Now, one reason for “respectable” theologians to downplay the argument to design nowadays is that Darwinian evolution “makes it intellectually respectable to be an atheist.” In other words, if evolution provides a designer-substitute in natural selection, there is no longer any force in design arguments.
But theologically that case cannot be made secure, except in the current Post-Enlightenment atmosphere is which (as Freddie Freddoso writes) many people simply assume that “mere conservationism” is God’s only role in the world. Historically, as the quote from the Gregory article shows, “God penetrates each portion” of the natural world. In later philosophical terms, he works concurrently with secondary powers, so that any tendency they show to producing order is due to his oversight. So it is still valid to argue that “chance cannot produce such order – therefore there is a God of order.”
Now, evolution does affect the plausibility of that argument somewhat, in that if one is inclined to be Epicurean with regard to chance, evolution based entirely on adaptation through natural selection makes the case a bit less one-sided – you only have to refute concurrence and explain the chance existence of the boundary conditions. You need to add a Multiverse to do that.

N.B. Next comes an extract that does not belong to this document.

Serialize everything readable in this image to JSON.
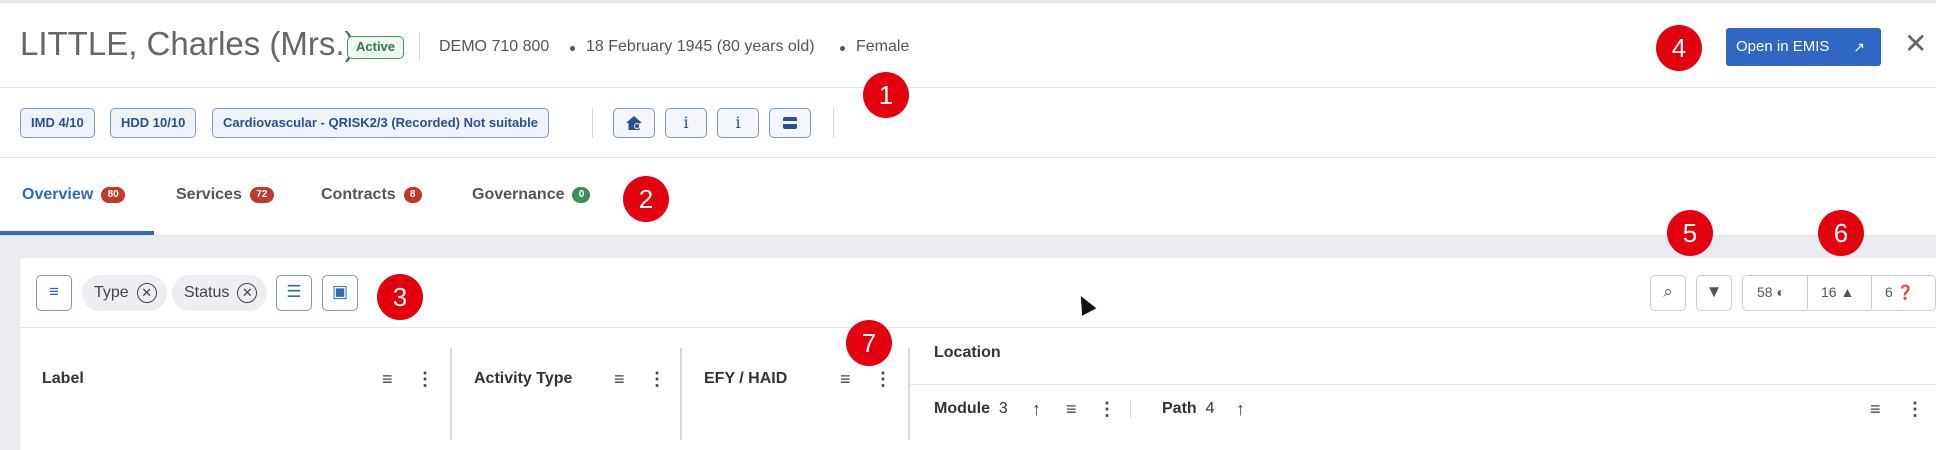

But Darwinism doesn’t prove the case simply by being proposed – it has to prove itself to be exhaustively sufficient first. It’s arguable if that all-sufficiency looks more or less likely since Darwin’s day. But even amongst those of his time, who were pretty convinced it was the key to biology, acceptance of Darwinian evolution made no difference to the validity of design arguments.
Elsewhere I’ve shown that they were employed by the first generation of theistic evolutionists like Asa Gray, Charles Kingsley and Benjamin Warfield, but more recently I’ve demonstrated that the argument to design was fundamental to Alfred Russel Wallace’s thinking too.
Such arguments remain humanly potent, whatever their alleged weakness as proofs. I recall the case of a Soviet surgeon (remember that in the militantly atheist USSR Darwinian science was considered synonymous with communism), who came to faith through musing that even if God had only designed the human hand, he would be worthy of worship.
And so my conclusion here is not that design arguments are irrefutable, or that the Intelligent Design program is necessarily valid, or that Paley must be endorsed at every point. It’s simply that the claim that such arguments are third rate apologies for an inferior god, with no place in intellectual life and even less in good theology, is sheer hogwash. Their prevalence in theological history, in the hands of the best theologians, proves that, at least.
Maybe the next task is to find out where the opposing view came from, and why it seems so persuasive to modern thinkers.